2

This question is already asked but the query i have is not answered. i have a pdf with table in which some columns are not having any values. I need to read those blank spaces. I have used Itext pdf for extracting data from pdf but while reading the data from table it is read col by col and the column having no value is not read with white spaces but the next column is read. I have customized LocationTextExtractionStrategy and have overridden getResultantText() In below image if there is no value for MD and TD col 1,2,3 then while reading the PDF after 1 it is not giving me spaces but giving the next value that is 2. Is there any solution for this to read the blank spaces

PdfReader reader = new PdfReader(filename);

FontRenderFilter fontFilter = new FontRenderFilter();

TextExtractionStrategy strategy = new FilteredTextRenderListener(new MyLocationTextExtractionStrategy(),fontFilter);
    for (int i = 1; i <= reader.getNumberOfPages(); i++) {
        String finalText = PdfTextExtractor.getTextFromPage(reader, i, strategy);

        System.out.println("finalText.." + finalText);
    }

pdf table to be exttracted

Amedee Van Gasse
  • 7,280
  • 5
  • 55
  • 101
  • Have you already tried the strategy proposed in [this answer](https://stackoverflow.com/a/24911617/1729265)? – mkl Mar 28 '18 at 06:02
  • Yes I have tried that example, here its creating spaces.I tried to override getResultantText() but while reading teh chunks after reading the value 1 from pdf table its reading next value as 2 and not as white space – romana parween Mar 28 '18 at 06:30
  • how can I read the white space I have for after 1 in MD and TD column. please help – romana parween Mar 28 '18 at 06:31
  • When you talk about whitespace, what do you mean? Are you referring to characters such as ` `, `\n`, `\t`? In that case your question is wrong.

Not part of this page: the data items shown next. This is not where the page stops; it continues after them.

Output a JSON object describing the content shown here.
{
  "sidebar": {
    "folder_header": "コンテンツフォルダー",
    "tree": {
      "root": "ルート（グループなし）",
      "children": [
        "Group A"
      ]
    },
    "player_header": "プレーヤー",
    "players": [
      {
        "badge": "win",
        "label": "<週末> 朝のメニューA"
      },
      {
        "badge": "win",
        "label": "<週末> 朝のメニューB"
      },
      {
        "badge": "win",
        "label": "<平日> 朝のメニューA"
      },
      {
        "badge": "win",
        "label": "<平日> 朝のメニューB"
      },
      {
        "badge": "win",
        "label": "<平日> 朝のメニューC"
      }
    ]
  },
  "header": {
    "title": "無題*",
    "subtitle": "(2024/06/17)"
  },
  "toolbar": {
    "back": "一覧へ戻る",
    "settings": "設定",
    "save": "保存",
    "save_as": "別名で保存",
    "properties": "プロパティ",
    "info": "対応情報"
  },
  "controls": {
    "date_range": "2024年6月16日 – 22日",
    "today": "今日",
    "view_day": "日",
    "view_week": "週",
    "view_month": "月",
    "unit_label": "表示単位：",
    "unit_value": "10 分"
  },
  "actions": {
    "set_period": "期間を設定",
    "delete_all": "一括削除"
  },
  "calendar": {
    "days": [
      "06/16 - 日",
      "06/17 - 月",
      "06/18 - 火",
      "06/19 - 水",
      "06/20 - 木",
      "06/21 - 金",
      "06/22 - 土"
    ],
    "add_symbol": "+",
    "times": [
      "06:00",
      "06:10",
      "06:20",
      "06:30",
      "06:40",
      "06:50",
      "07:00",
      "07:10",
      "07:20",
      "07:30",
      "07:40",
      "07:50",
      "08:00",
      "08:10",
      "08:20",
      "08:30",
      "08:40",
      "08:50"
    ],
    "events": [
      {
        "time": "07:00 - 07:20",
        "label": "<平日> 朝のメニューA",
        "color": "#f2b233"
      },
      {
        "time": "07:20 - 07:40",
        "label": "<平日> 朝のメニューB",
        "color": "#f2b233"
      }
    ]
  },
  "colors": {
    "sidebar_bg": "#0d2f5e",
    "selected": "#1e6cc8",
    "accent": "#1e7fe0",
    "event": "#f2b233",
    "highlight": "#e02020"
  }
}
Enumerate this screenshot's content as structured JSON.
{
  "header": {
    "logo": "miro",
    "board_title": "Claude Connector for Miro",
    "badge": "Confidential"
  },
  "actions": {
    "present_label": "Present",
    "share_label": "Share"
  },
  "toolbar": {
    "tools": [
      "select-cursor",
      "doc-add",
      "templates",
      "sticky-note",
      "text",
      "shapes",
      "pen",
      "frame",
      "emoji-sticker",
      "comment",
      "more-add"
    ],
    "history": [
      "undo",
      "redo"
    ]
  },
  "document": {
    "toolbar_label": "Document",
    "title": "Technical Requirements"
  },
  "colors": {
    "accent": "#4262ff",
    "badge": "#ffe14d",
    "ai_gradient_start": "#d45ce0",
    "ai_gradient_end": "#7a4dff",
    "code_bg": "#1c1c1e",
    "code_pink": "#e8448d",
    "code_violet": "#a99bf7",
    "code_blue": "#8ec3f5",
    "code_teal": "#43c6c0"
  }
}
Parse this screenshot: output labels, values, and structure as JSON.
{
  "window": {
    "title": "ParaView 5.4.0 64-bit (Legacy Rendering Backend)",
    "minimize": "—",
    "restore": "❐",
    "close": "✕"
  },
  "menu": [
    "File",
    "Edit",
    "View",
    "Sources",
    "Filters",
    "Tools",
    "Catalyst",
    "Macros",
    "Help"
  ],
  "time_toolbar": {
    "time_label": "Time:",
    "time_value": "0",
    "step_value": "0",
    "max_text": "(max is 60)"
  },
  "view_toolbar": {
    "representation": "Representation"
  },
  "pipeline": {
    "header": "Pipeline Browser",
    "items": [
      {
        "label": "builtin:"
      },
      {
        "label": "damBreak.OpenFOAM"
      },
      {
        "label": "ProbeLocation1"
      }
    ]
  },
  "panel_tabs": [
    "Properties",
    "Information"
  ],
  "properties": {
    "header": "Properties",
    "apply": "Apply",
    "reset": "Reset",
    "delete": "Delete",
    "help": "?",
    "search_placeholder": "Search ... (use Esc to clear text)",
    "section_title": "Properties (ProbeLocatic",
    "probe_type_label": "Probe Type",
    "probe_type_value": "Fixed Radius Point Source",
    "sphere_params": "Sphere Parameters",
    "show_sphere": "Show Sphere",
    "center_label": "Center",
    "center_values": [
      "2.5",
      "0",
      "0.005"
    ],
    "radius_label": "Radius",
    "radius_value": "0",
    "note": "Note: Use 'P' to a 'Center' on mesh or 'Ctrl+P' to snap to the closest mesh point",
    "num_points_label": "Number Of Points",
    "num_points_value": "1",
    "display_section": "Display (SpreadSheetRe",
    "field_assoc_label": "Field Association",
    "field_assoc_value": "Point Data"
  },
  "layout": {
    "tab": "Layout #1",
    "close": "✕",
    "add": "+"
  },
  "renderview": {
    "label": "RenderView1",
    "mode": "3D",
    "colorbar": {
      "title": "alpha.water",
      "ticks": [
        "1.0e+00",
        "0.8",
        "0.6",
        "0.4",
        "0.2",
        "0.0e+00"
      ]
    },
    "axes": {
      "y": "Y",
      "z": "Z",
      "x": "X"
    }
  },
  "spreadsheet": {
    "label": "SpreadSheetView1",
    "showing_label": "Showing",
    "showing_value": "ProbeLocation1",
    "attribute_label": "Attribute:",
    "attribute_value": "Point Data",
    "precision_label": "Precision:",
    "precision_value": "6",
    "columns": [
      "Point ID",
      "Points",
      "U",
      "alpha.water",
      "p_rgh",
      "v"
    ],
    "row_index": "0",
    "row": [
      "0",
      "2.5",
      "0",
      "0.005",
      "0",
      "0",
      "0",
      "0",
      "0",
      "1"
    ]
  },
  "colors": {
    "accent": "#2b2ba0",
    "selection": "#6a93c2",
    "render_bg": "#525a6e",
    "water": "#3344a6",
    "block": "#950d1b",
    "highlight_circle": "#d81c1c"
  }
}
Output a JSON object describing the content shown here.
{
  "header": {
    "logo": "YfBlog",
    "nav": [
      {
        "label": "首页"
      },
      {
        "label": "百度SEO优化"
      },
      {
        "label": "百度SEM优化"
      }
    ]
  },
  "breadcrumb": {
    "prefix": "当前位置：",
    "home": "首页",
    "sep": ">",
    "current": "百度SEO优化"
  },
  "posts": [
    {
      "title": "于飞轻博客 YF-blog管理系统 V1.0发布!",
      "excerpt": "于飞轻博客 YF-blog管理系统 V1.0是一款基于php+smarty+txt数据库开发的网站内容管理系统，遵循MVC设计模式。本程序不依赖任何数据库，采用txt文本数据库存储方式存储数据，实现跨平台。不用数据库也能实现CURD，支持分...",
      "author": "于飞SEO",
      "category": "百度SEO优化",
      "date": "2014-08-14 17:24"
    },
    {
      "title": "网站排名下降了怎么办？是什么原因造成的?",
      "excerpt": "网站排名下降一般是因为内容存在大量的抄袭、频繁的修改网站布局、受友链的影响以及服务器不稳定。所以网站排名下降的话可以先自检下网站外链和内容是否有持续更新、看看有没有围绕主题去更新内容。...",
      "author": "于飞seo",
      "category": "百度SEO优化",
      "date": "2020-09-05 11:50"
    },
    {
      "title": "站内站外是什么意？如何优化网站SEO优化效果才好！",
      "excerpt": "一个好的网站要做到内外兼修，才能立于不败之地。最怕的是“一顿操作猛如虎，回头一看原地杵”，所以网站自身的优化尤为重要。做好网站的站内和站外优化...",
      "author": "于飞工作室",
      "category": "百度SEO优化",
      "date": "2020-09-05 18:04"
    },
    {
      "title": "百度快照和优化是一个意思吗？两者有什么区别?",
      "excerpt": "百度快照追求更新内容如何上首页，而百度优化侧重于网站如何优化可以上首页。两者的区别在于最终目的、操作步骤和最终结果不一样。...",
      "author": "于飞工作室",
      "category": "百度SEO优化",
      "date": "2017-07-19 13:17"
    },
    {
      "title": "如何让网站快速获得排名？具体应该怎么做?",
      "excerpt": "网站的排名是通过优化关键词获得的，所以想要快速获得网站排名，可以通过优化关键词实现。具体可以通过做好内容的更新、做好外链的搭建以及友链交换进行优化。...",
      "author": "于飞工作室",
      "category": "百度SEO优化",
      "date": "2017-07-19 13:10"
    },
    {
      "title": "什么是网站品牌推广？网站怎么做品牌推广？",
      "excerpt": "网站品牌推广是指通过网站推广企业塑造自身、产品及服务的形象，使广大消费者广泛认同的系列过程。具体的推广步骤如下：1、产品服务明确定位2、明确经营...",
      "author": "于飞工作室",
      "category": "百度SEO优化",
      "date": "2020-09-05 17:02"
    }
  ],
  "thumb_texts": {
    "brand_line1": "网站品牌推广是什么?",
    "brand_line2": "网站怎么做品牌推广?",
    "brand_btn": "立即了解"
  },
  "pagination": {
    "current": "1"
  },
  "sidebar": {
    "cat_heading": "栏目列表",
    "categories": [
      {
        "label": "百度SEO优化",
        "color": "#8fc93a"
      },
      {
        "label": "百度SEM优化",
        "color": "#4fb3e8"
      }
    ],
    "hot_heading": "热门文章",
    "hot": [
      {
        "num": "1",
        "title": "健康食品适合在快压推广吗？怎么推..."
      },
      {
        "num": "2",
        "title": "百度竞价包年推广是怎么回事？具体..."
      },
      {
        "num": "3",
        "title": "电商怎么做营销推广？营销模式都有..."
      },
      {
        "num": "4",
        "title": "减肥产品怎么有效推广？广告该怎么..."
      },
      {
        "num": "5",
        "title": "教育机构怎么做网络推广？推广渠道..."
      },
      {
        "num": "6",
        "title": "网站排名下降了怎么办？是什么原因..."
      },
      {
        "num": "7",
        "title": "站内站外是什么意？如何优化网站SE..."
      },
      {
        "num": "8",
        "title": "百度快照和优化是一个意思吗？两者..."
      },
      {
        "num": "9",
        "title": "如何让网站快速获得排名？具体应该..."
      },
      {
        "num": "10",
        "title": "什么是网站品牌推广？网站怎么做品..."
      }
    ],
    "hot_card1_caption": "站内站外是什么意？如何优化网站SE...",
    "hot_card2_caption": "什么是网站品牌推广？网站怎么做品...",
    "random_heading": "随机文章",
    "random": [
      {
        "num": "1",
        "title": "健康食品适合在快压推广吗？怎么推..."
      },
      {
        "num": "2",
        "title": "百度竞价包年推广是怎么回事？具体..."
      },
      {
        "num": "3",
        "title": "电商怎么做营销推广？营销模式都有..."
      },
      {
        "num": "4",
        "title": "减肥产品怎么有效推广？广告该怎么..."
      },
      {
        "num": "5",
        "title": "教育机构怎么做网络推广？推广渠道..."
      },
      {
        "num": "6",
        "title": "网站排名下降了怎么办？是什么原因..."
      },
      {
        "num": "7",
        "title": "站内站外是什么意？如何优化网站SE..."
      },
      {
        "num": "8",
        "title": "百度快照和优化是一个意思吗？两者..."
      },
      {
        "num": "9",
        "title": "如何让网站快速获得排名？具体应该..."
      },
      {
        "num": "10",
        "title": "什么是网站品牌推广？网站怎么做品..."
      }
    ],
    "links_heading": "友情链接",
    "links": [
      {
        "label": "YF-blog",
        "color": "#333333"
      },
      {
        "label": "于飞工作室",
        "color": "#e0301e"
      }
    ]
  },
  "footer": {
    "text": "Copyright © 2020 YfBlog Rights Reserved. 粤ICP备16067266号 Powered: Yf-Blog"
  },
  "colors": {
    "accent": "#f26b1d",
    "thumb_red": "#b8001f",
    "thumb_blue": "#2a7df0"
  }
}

For instance: the `\t` character isn't a tab in PDF syntax. In a PDF, text is added at absolute positions, using coordinates on a page. When I look at your screen shot, I don't see whitespace characters (and if you're completely honest: neither do you). What we see, is text added at different x-offsets. Because of the different x-offsets, there is space between the words. – Bruno Lowagie Mar 28 '18 at 07:18
  • *"how can I read the white space I have for after 1 in MD and TD column."* ... *"I need this value"* - There are no white spaces. So you cannot read them. There is no value. So you can not need it. There only are some border lines, that's it. – mkl Mar 28 '18 at 08:35
  • table is MD TD 1 2 Ineed the value coming after 1 in MD and TD col. Here it is "" means no value blank which pdf extractor is not able to read. Atleast can I check if it the row with value "1" is having any value or not. – romana parween Mar 28 '18 at 08:45
  • can I get it using x-offset value? I need to check if that row is having any value or not for both MD and TD columns and then I need to store as null if there is no value for each row – romana parween Mar 28 '18 at 08:48
  • At least let me know if it is possible to read the empty value "" using iText or not. – romana parween Mar 28 '18 at 09:43
  • *"let me know if it is possible to read the empty value "" using iText or not."* - The text extraction strategy I linked to above just like the standard iText extraction strategies will return a '\n' each after the `1`, the `2`, and the `3`. You expect MD and TD values after each number on the same line. You can, therefore, interpret the fact that there is nothing between the number and the '\n' to mean that the MD and TD values are empty. If your *customized `LocationTextExtractionStrategy`* does not return those '\n' characters, those customizations probably aren't good for your use case. – mkl Mar 28 '18 at 10:39
  • I am getting '\n' if there is no value between 1 and 2. but if the case is MD is blank and TD is having value.Then while reading pdf how to know value belongs to which column – romana parween Mar 28 '18 at 11:15

0 Answers0